MLIR pioneered the use of block arguments (block parameters) as the merge mechanism instead of phi nodes. Ori’s ARC IR follows this design — blocks declare parameters, and Jump terminators pass arguments. This representation is now widely considered superior to phi nodes for compiler passes that manipulate control flow.
Design Tradeoffs
SSA construction during lowering vs post-hoc. Ori constructs SSA form during lowering rather than building a non-SSA CFG and then running a dominance-frontier-based phi insertion algorithm. This is simpler and produces well-formed SSA immediately, but it means the lowering pass must handle the merge logic for every control flow construct. The alternative (Cytron-style post-hoc insertion) would decouple control flow lowering from SSA construction, at the cost of an additional pass.
Lambda lifting vs closure conversion. Lambda bodies are extracted into separate ArcFunctions (lambda lifting), with captured variables becoming explicit parameters. The alternative — keeping lambda bodies inline and using a closure representation that the ARC pass can analyze — would avoid the extraction step but complicate every ARC pass (each would need to handle nested function bodies). Lambda lifting simplifies all downstream passes at the cost of the extraction machinery.
Flat lambda list vs hierarchical. Nested lambdas are accumulated into a single flat list rather than a tree reflecting the nesting structure. This simplifies the caller (no recursive traversal needed) at the cost of losing nesting information. In practice, the nesting information is not needed after lowering — each ArcFunction is self-contained with its captures as explicit parameters.

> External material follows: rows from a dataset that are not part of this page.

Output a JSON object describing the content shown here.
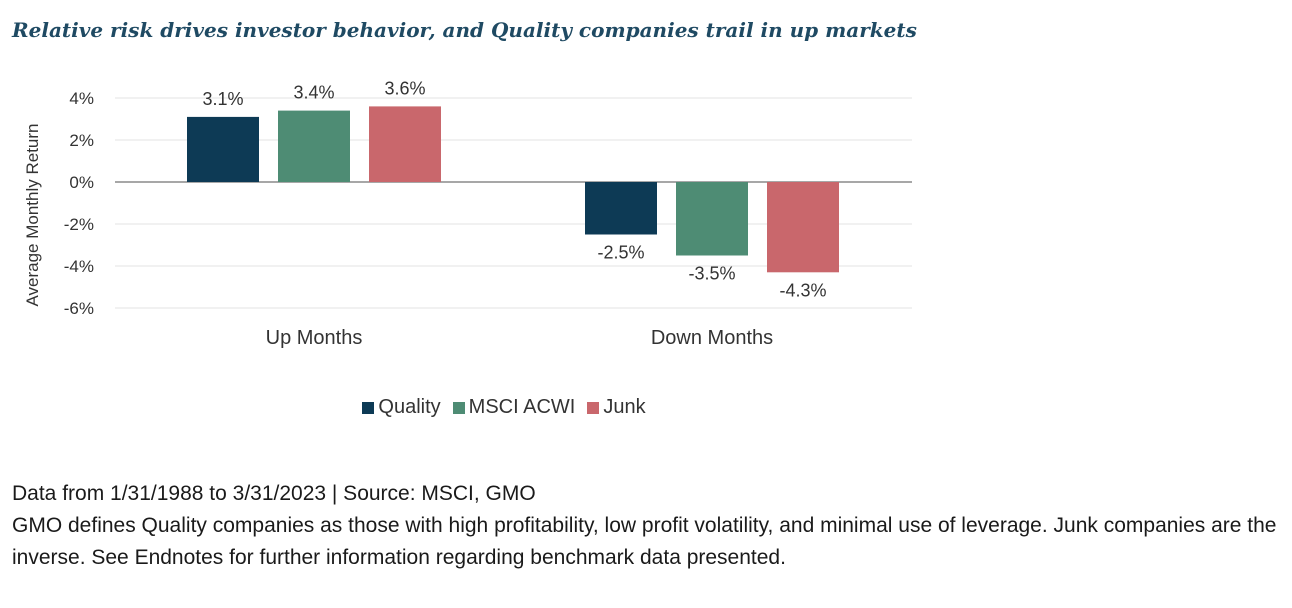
{
  "title": "Relative risk drives investor behavior, and Quality companies trail in up markets",
  "chart_data": {
    "type": "bar",
    "categories": [
      "Up Months",
      "Down Months"
    ],
    "series": [
      {
        "name": "Quality",
        "values": [
          3.1,
          -2.5
        ],
        "color": "#0d3a55"
      },
      {
        "name": "MSCI ACWI",
        "values": [
          3.4,
          -3.5
        ],
        "color": "#4e8c74"
      },
      {
        "name": "Junk",
        "values": [
          3.6,
          -4.3
        ],
        "color": "#c9676c"
      }
    ],
    "data_labels": [
      [
        "3.1%",
        "-2.5%"
      ],
      [
        "3.4%",
        "-3.5%"
      ],
      [
        "3.6%",
        "-4.3%"
      ]
    ],
    "ylabel": "Average Monthly Return",
    "ylim": [
      -6,
      4
    ],
    "yticks": [
      4,
      2,
      0,
      -2,
      -4,
      -6
    ],
    "ytick_labels": [
      "4%",
      "2%",
      "0%",
      "-2%",
      "-4%",
      "-6%"
    ],
    "grid": true,
    "legend_position": "bottom"
  },
  "footer": {
    "source": "Data from 1/31/1988 to 3/31/2023 | Source: MSCI, GMO",
    "note": "GMO defines Quality companies as those with high profitability, low profit volatility, and minimal use of leverage. Junk companies are the inverse. See Endnotes for further information regarding benchmark data presented."
  }
}
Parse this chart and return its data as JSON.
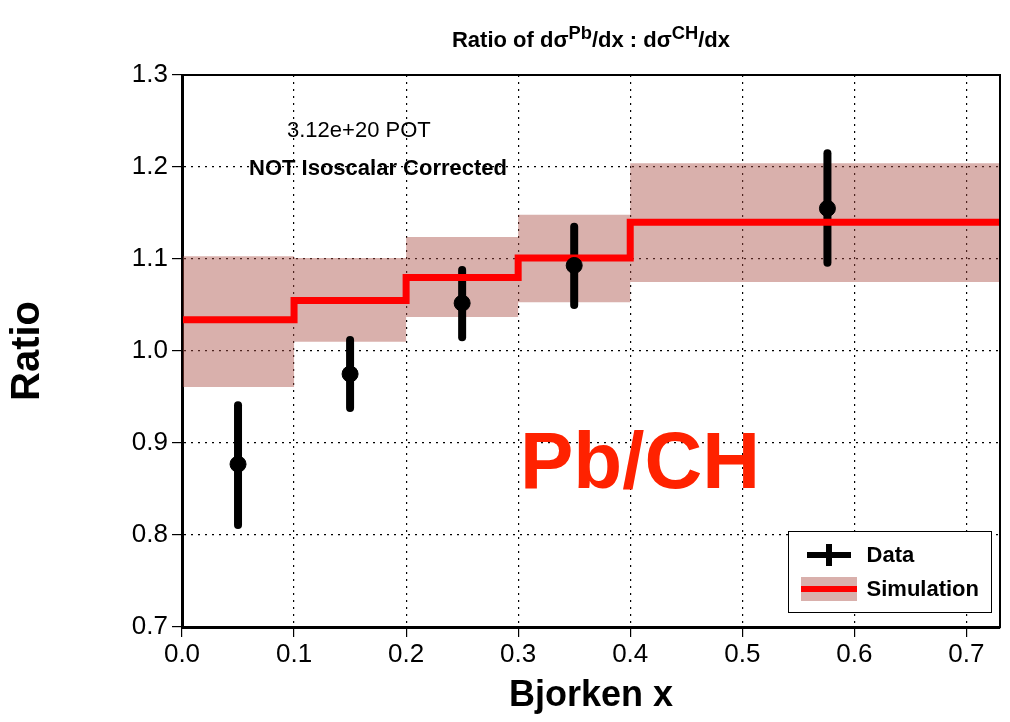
{
  "chart_data": {
    "type": "scatter",
    "title": "Ratio of dσ$^{Pb}$/dx : dσ$^{CH}$/dx",
    "xlabel": "Bjorken x",
    "ylabel": "Ratio",
    "xlim": [
      0,
      0.73
    ],
    "ylim": [
      0.7,
      1.3
    ],
    "xticks": [
      {
        "value": 0,
        "label": "0.0"
      },
      0.1,
      0.2,
      0.3,
      0.4,
      0.5,
      0.6,
      0.7
    ],
    "yticks": [
      0.7,
      0.8,
      0.9,
      {
        "value": 1,
        "label": "1.0"
      },
      1.1,
      1.2,
      1.3
    ],
    "grid": true,
    "legend": "bottom right",
    "annotations": [
      "3.12e+20 POT",
      "NOT Isoscalar Corrected",
      "Pb/CH"
    ],
    "series": [
      {
        "name": "Data",
        "marker": "circle",
        "color": "#000000",
        "x": [
          0.05,
          0.15,
          0.25,
          0.35,
          0.576
        ],
        "values": [
          0.877,
          0.975,
          1.052,
          1.093,
          1.155
        ],
        "errors": [
          [
            0.811,
            0.941
          ],
          [
            0.938,
            1.012
          ],
          [
            1.015,
            1.088
          ],
          [
            1.05,
            1.135
          ],
          [
            1.096,
            1.215
          ]
        ]
      },
      {
        "name": "Simulation",
        "type": "step",
        "marker": "none",
        "color": "#ff0000",
        "x": [
          0,
          0.1,
          0.2,
          0.3,
          0.4,
          0.73
        ],
        "values": [
          1.034,
          1.055,
          1.08,
          1.101,
          1.14,
          1.14
        ],
        "lower": [
          0.961,
          1.01,
          1.037,
          1.053,
          1.075,
          1.075
        ],
        "upper": [
          1.103,
          1.101,
          1.124,
          1.148,
          1.204,
          1.204
        ]
      }
    ]
  }
}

Invoke vs Apply split. The distinction between Apply (nounwind) and Invoke (may-unwind) could be deferred to the LLVM backend (all calls become invoke, and LLVM optimizes away unnecessary landing pads). Making the distinction during lowering allows the ARC pipeline to generate cleaner code for nounwind calls (no unwind edges, no cleanup blocks) at the cost of a classification decision during lowering.